When Barack Obama discusses ultra-sensitive topics he challenges the accepted wisdom that such issues are “off-limits.”

We can’t talk about the historical crimes against democracy committed by the US government.

We can’t suggest that black people in America tend to get a raw deal.

And we can’t talk about the working class because we don’t have a working class.

To raise these issues indicts corporate big media and their overpaid stooges who recite their corporate version the news.

Eighty percent of Americans including congressional panels and even members of the Warren Commission are convinced that if he shot at Kennedy at all that day, Lee Harvey Oswald did not act alone and therefore there was a conspiracy.

But 99.9% of corporate media talking heads deride such an idea. Anyone who suggests that Oswald didn’t fire the “magic bullet” is labeled by them as a conspiracy nut.

Why does the media respond this way? Because they can’t stand to admit that they muffed the biggest story of post-war America.

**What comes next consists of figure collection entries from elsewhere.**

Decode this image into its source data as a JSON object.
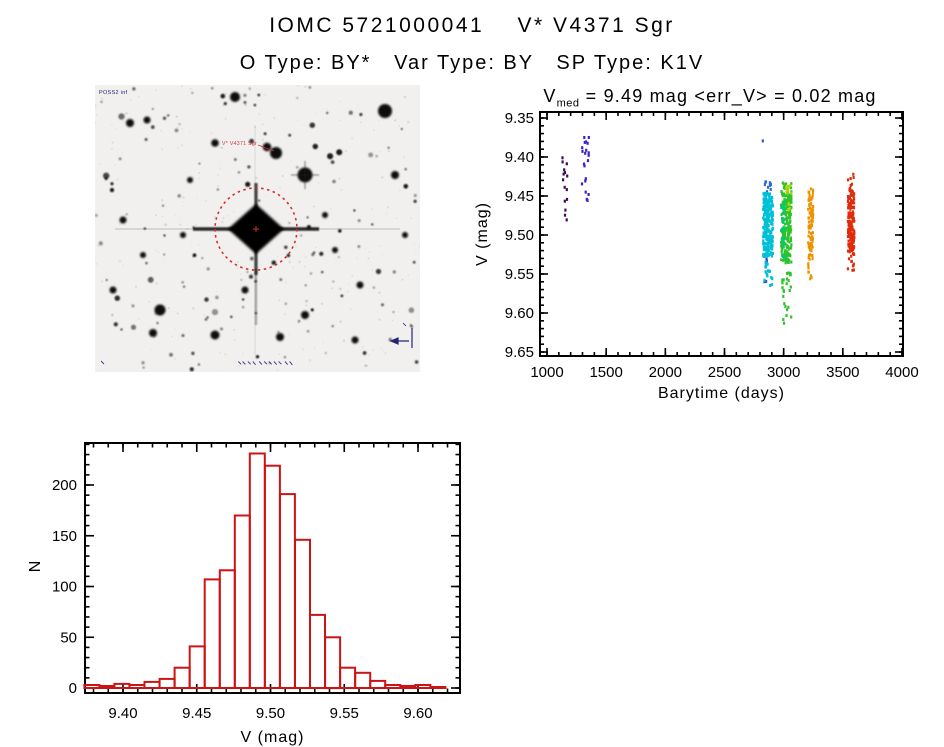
{
  "page": {
    "title": "IOMC 5721000041    V* V4371 Sgr",
    "subtitle": "O Type: BY*   Var Type: BY   SP Type: K1V"
  },
  "finder_chart": {
    "survey_label": "POSS2 inf",
    "target_label": "V* V4371 Sgr",
    "circle_color": "#d23030",
    "annotation_color": "#23237a"
  },
  "chart_data": [
    {
      "type": "scatter",
      "title_v": "V",
      "title_sub": "med",
      "title_rest": " = 9.49 mag <err_V> = 0.02 mag",
      "xlabel": "Barytime (days)",
      "ylabel": "V (mag)",
      "xlim": [
        940,
        4010
      ],
      "ylim": [
        9.66,
        9.34
      ],
      "y_inverted": true,
      "xticks": [
        1000,
        1500,
        2000,
        2500,
        3000,
        3500,
        4000
      ],
      "yticks": [
        9.35,
        9.4,
        9.45,
        9.5,
        9.55,
        9.6,
        9.65
      ],
      "x_minor_step": 100,
      "y_minor_step": 0.01,
      "grid": false,
      "point_color_meaning": "observation epoch (rainbow: violet=early, red=late)",
      "clusters": [
        {
          "name": "epoch1-violet",
          "color": "#3c0d56",
          "x": 1150,
          "xspread": 42,
          "segments": [
            [
              9.4,
              9.409,
              3
            ],
            [
              9.414,
              9.433,
              5
            ],
            [
              9.437,
              9.457,
              4
            ],
            [
              9.465,
              9.481,
              3
            ]
          ]
        },
        {
          "name": "epoch2-indigo",
          "color": "#3a22c8",
          "x": 1325,
          "xspread": 60,
          "segments": [
            [
              9.374,
              9.386,
              5
            ],
            [
              9.388,
              9.412,
              9
            ],
            [
              9.42,
              9.438,
              3
            ],
            [
              9.443,
              9.459,
              4
            ]
          ]
        },
        {
          "name": "outlier-blue",
          "color": "#2f55d8",
          "x": 2820,
          "xspread": 10,
          "segments": [
            [
              9.379,
              9.383,
              1
            ]
          ]
        },
        {
          "name": "blue-low-group",
          "color": "#1e50d0",
          "x": 2852,
          "xspread": 30,
          "segments": [
            [
              9.527,
              9.543,
              3
            ],
            [
              9.55,
              9.561,
              2
            ]
          ]
        },
        {
          "name": "epoch3-blue-top",
          "color": "#2e6ada",
          "x": 2866,
          "xspread": 60,
          "segments": [
            [
              9.431,
              9.448,
              12
            ]
          ]
        },
        {
          "name": "epoch3-cyan",
          "color": "#00c0d8",
          "x": 2868,
          "xspread": 82,
          "segments": [
            [
              9.446,
              9.46,
              30
            ],
            [
              9.455,
              9.528,
              200
            ],
            [
              9.528,
              9.556,
              14
            ],
            [
              9.558,
              9.566,
              3
            ]
          ]
        },
        {
          "name": "epoch4-green",
          "color": "#2ec32a",
          "x": 3022,
          "xspread": 88,
          "segments": [
            [
              9.431,
              9.448,
              16
            ],
            [
              9.448,
              9.536,
              205
            ],
            [
              9.536,
              9.574,
              16
            ],
            [
              9.578,
              9.615,
              9
            ]
          ]
        },
        {
          "name": "epoch4-teal-edge",
          "color": "#00c882",
          "x": 2995,
          "xspread": 30,
          "segments": [
            [
              9.455,
              9.53,
              25
            ]
          ]
        },
        {
          "name": "epoch4-yellowgreen",
          "color": "#a8d800",
          "x": 3040,
          "xspread": 45,
          "segments": [
            [
              9.436,
              9.456,
              9
            ],
            [
              9.458,
              9.474,
              4
            ]
          ]
        },
        {
          "name": "epoch5-orange",
          "color": "#f09200",
          "x": 3228,
          "xspread": 42,
          "segments": [
            [
              9.437,
              9.447,
              5
            ],
            [
              9.449,
              9.533,
              95
            ],
            [
              9.536,
              9.558,
              8
            ]
          ]
        },
        {
          "name": "epoch6-red",
          "color": "#e02c0c",
          "x": 3570,
          "xspread": 54,
          "segments": [
            [
              9.419,
              9.431,
              4
            ],
            [
              9.434,
              9.448,
              12
            ],
            [
              9.448,
              9.524,
              160
            ],
            [
              9.524,
              9.549,
              12
            ]
          ]
        }
      ]
    },
    {
      "type": "bar",
      "title": "",
      "xlabel": "V (mag)",
      "ylabel": "N",
      "bin_start": 9.3738,
      "bin_width": 0.0102,
      "counts": [
        3,
        2,
        4,
        3,
        6,
        9,
        20,
        41,
        107,
        116,
        170,
        231,
        219,
        191,
        146,
        72,
        50,
        20,
        15,
        7,
        3,
        2,
        3,
        1
      ],
      "color": "#cc1414",
      "xticks": [
        9.4,
        9.45,
        9.5,
        9.55,
        9.6
      ],
      "yticks": [
        0,
        50,
        100,
        150,
        200
      ],
      "x_minor_step": 0.01,
      "y_minor_step": 10,
      "xlim": [
        9.372,
        9.6285
      ],
      "ylim": [
        -5,
        241
      ],
      "grid": false
    }
  ]
}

Why are they horrified by talk about race and class? Because they have staked their careers on the notion that you can’t talk about those things—that those problems are intractable. They are wrong, just as they were wrong about the Kennedy assassination.

The wave of criticism on MSNBC against Obama’s recent comments on poor-whites is led by new show-host David Gregory, and by Joe Scarborough who seems to be working the angle day and night.


Remember, Scarborough was a Republican congressman from the Florida panhandle with a business constituency and an ignorant, racist, poor-white votership. Why are we not surprised that he doesn’t like Obama?

David Gregory now hosts “Race for the White House” weekday afternoons on MSNBC.


You remember David Gregory, Karl Rove’s back-up dancer. They may as well have been fellating.


In my view, journalists shouldn’t socialize with the people they cover. A journalist is less free if the choice to report something, or not, might affect his or her social calendar.

The major TV journalists are paid enough that they can afford to socialize with the ruling class—at least enough to make themselves presentable at events.

“Off the record” means the journalist agrees not to share valuable information with his or her readership.

Like, who’s your friend?

Stephen Colbert will not be invited back.

David Gregory will.

----- o -----

1 comment:

Anonymous said...

Willie, your observation that journalists shouldn't socialize with those they cover is right on the mark. I've observed over the years that politicians abd big corps are masters at seducing journalists into believing they are a part of the elite when in fact they are pawns. No one is of the class he or she serves. r.s.